Reproches et refus de prescription en tête
L'analyse des motifs des incidents permet d'appréhender finement le contexte de ces violences – avec des raisons qui se concentrent fortement sur la relation directe au médecin et l'exigence accrue de la patientèle, témoignant de la dureté de l'exercice. Ainsi le tiers des violences concernent des « reproches » autour d'une prise en charge (405 cas), devant les refus de prescription d'arrêt de travail ou de médicament (249 cas, 20 %), la falsification de documents (11 %) et le temps d'attente « jugé excessif » (10 % des cas !). Le motif d’incident « antivax » ressort dans 1 % des déclarations contre 2 % l'an passé.

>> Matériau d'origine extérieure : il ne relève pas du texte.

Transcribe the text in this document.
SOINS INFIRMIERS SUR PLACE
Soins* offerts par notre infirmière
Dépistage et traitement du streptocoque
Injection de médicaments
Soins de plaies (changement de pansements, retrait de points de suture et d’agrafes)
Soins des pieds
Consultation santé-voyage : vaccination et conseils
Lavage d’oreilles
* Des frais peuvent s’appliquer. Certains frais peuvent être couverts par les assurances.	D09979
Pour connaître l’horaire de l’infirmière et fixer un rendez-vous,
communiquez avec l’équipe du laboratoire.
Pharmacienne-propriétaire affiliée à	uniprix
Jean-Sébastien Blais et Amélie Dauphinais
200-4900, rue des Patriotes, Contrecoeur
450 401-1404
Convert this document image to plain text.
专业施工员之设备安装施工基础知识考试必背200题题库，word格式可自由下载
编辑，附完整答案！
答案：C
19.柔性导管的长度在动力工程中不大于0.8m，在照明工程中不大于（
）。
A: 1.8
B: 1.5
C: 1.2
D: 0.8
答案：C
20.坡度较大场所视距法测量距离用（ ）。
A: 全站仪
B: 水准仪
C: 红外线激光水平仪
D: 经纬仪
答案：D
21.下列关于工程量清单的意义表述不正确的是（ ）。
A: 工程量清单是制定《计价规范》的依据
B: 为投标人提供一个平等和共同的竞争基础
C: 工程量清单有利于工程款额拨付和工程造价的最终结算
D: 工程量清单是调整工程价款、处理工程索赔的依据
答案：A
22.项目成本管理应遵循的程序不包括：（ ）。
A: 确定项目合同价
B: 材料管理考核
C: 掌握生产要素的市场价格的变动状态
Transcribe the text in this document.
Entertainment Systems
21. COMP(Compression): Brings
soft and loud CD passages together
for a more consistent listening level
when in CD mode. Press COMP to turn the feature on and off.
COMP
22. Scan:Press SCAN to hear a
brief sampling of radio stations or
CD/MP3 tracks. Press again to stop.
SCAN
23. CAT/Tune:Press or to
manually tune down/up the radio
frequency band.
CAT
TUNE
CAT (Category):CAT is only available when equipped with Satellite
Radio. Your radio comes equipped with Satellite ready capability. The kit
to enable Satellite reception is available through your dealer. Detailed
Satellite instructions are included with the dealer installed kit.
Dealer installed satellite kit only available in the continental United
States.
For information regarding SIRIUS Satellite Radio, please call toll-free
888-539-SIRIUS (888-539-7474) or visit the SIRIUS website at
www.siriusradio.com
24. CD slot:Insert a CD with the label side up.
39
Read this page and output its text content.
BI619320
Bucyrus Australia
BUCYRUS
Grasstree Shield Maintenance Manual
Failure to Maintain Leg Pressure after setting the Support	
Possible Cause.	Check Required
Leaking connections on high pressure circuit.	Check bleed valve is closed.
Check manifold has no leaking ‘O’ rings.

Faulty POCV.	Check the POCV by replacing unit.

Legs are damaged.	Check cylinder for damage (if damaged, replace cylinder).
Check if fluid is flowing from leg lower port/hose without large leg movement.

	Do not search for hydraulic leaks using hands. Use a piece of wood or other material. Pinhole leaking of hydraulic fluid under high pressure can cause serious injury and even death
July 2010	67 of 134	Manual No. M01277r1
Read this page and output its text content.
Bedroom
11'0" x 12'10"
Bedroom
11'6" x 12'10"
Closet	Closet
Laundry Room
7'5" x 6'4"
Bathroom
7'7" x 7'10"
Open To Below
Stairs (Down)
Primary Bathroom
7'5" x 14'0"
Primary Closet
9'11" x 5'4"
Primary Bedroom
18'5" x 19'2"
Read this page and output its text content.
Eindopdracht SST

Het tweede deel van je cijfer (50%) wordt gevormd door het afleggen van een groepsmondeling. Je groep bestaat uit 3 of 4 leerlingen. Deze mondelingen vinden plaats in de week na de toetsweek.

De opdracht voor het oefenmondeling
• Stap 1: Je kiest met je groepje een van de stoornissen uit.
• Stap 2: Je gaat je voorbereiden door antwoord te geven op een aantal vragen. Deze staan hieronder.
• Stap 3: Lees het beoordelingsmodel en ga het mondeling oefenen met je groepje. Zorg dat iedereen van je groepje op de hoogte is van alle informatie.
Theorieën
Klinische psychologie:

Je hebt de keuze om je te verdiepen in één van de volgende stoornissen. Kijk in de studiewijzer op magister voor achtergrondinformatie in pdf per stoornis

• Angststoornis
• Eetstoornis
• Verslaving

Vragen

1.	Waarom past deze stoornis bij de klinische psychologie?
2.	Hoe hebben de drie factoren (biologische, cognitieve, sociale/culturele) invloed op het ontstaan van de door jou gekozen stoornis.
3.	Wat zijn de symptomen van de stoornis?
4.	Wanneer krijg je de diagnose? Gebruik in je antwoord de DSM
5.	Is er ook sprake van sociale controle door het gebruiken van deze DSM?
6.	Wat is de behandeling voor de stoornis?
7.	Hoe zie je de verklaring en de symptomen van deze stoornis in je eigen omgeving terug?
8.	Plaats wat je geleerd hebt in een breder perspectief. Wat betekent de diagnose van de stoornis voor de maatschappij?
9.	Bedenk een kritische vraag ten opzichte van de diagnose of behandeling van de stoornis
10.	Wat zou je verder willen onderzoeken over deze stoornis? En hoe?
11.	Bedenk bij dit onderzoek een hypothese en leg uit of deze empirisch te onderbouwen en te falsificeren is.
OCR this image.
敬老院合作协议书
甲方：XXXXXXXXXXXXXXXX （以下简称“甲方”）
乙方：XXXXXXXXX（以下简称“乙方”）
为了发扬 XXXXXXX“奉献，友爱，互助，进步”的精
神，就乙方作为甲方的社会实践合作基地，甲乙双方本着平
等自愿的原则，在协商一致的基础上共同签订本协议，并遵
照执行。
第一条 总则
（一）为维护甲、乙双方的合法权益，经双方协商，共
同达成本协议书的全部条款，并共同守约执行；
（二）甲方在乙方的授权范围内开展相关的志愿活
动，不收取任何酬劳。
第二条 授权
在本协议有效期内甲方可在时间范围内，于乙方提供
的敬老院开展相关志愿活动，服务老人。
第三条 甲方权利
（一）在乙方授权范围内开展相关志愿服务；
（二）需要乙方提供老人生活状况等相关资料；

Le degré de gravité des agressions est stable puisque 6 % des incidents (74 cas) ont occasionné une interruption de travail (comme l'an passé) – dans la moitié des cas inférieure à trois jours. Neuf agressions rapportées ont occasionné un arrêt supérieur à une semaine.
Enfin, les statistiques sur les suites données à ces incidents confirment que moins du tiers des confrères portent plainte (31 %) et seuls 8 % déposent une main courante. Les conseils départementaux disposent pourtant d’un référent sécurité, capable de conseiller le médecin agressé.
Publié ce mardi, l'observatoire sur les violences dont sont victimes les médecins fait un triste écho à l’actualité et prend un relief particulier. Ce même jour, une infirmière de 37 ans est morte à la suite d’une agression au couteau, au CHU de Reims, lors de laquelle une secrétaire médicale a également été gravement blessée.